Una presenza utile e fondamentale per rafforzarne ruolo e missione, competitività e condivisione di valori e principi, che hanno segnato ed illuminato la storia della civiltà europea.
Non possiamo tralasciare quel che l’Europa deve ai valori della tradizione britannica insiti nel suo straordinario patrimonio storico, culturale, marittimo, economico, teatrale, musicale, finanziario, sociale e, sopratutto, linguistico.
Ma, vorremmo anche credere che la Gran Bretagna sia incorsa in un errore causato più da un sentimento popolare diffuso che da valide ragioni, se una buona parte dei suoi cittadini, nel votare a favore della “Brexit”, ha innescato un processo, che appare tortuoso, di uscita dalla casa comune europea, dove la sua storia ha sempre svolto un ruolo di primissimo piano, e ne avrebbe tratto anche benefici.
Adesso c’è uno scenario le cui conseguenze sono imprevedibili:
potrebbe dimettersi la Premier May in cambio di un voto parlamentare che ratifichi il negoziato con l’U.E.; nuove elezioni; nuovo Referendum.

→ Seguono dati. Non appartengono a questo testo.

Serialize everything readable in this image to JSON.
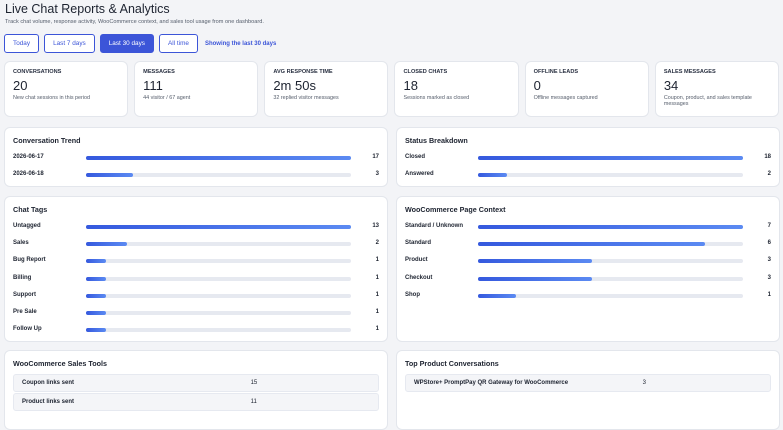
{
  "header": {
    "title": "Live Chat Reports & Analytics",
    "subtitle": "Track chat volume, response activity, WooCommerce context, and sales tool usage from one dashboard."
  },
  "filters": {
    "buttons": [
      "Today",
      "Last 7 days",
      "Last 30 days",
      "All time"
    ],
    "active": 2,
    "status": "Showing the last 30 days"
  },
  "stats": [
    {
      "label": "CONVERSATIONS",
      "value": "20",
      "note": "New chat sessions in this period"
    },
    {
      "label": "MESSAGES",
      "value": "111",
      "note": "44 visitor / 67 agent"
    },
    {
      "label": "AVG RESPONSE TIME",
      "value": "2m 50s",
      "note": "32 replied visitor messages"
    },
    {
      "label": "CLOSED CHATS",
      "value": "18",
      "note": "Sessions marked as closed"
    },
    {
      "label": "OFFLINE LEADS",
      "value": "0",
      "note": "Offline messages captured"
    },
    {
      "label": "SALES MESSAGES",
      "value": "34",
      "note": "Coupon, product, and sales template messages"
    }
  ],
  "panels": [
    {
      "title": "Conversation Trend",
      "rows": [
        {
          "label": "2026-06-17",
          "value": 17
        },
        {
          "label": "2026-06-18",
          "value": 3
        }
      ]
    },
    {
      "title": "Status Breakdown",
      "rows": [
        {
          "label": "Closed",
          "value": 18
        },
        {
          "label": "Answered",
          "value": 2
        }
      ]
    },
    {
      "title": "Chat Tags",
      "rows": [
        {
          "label": "Untagged",
          "value": 13
        },
        {
          "label": "Sales",
          "value": 2
        },
        {
          "label": "Bug Report",
          "value": 1
        },
        {
          "label": "Billing",
          "value": 1
        },
        {
          "label": "Support",
          "value": 1
        },
        {
          "label": "Pre Sale",
          "value": 1
        },
        {
          "label": "Follow Up",
          "value": 1
        }
      ]
    },
    {
      "title": "WooCommerce Page Context",
      "rows": [
        {
          "label": "Standard / Unknown",
          "value": 7
        },
        {
          "label": "Standard",
          "value": 6
        },
        {
          "label": "Product",
          "value": 3
        },
        {
          "label": "Checkout",
          "value": 3
        },
        {
          "label": "Shop",
          "value": 1
        }
      ]
    }
  ],
  "tables": [
    {
      "title": "WooCommerce Sales Tools",
      "rows": [
        {
          "label": "Coupon links sent",
          "value": 15
        },
        {
          "label": "Product links sent",
          "value": 11
        }
      ]
    },
    {
      "title": "Top Product Conversations",
      "rows": [
        {
          "label": "WPStore+ PromptPay QR Gateway for WooCommerce",
          "value": 3
        }
      ]
    }
  ]
}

Ecco perchè occorre una rinnovata cultura europea, che possa ritornare a svolgere un ruolo fondamentale di coesione, al fine di illuminare la classe dirigente europea per rafforzare il ruolo e la missione dell’Unione.
Una cultura che sia capace di richiamare l’uso di buone pratiche, di valori e principi che hanno permeato il progresso dei popoli europei.

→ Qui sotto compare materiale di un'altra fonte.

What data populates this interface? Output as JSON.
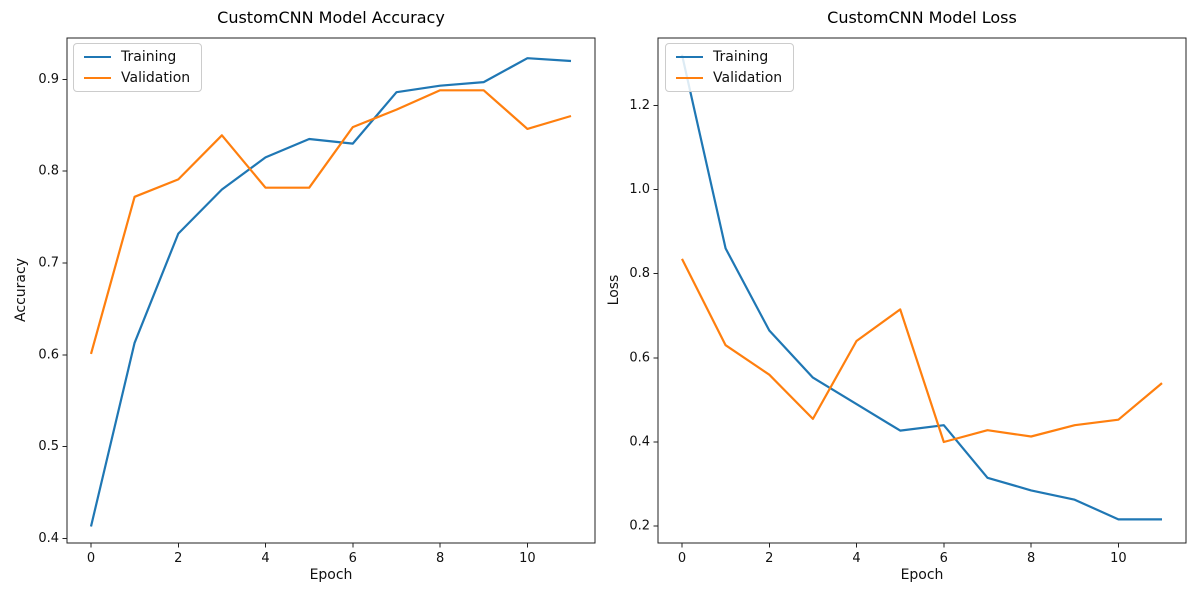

Elementi, questi, che possono contribuire ad elaborare nuove idee, strategie, programmi e progetti di riforme istituzionali, nuove politiche di coesione.
Un auspicio generale di speranza, perché tramite questi mezzi e risorse si possa tendere a rafforzare l’integrazione dei popoli europei, la governabilità dell’Unione Europea, l’equità fiscale e finanziaria, a rilanciare gli investimenti e l’occupazione, a garantire la sicurezza interna ed esterna, la legalità, e praticare la cooperazione e la solidarietà.
Ma per fare ciò, bisogna capire le condizioni sociali, comprendere e risolvere le cause di possibili crisi e separazioni, di muri, paure e di tutto ciò che induce a non volere dialogare, accogliere gli altri, i deboli e gli emarginati, a non volere fare integrazione.
Non esiste nella storia dell’umanità un Paese o una civiltà, piccolo o grande che sia, che non abbia mai fatto accoglienza ed integrazione.
Ed in questo l’Europa non può tradire la sua storia millenaria, in cui hanno interagito princìpi umani, sociali e religiosi volti a far progredire la sua civiltà.
Principi e valori che siano protesi a promuovere un futuro migliore, che apporti benessere, uguaglianza e parità di diritti, libertà e giustizia, equità, cooperazione e solidarietà, tutti principi di cui è permeato il Trattato dell’Unione Europea.
Una speranza generale che non può essere tradita nell’anno delle elezioni europee, anzi rafforzata, per continuare a credere a quei valori e principi che hanno orientato la storia della civiltà europea, unito popoli diversi, creato coesione socio-economica, rafforzato dialoghi culturali e garantito decenni di pace, di progresso, sviluppo e crescita.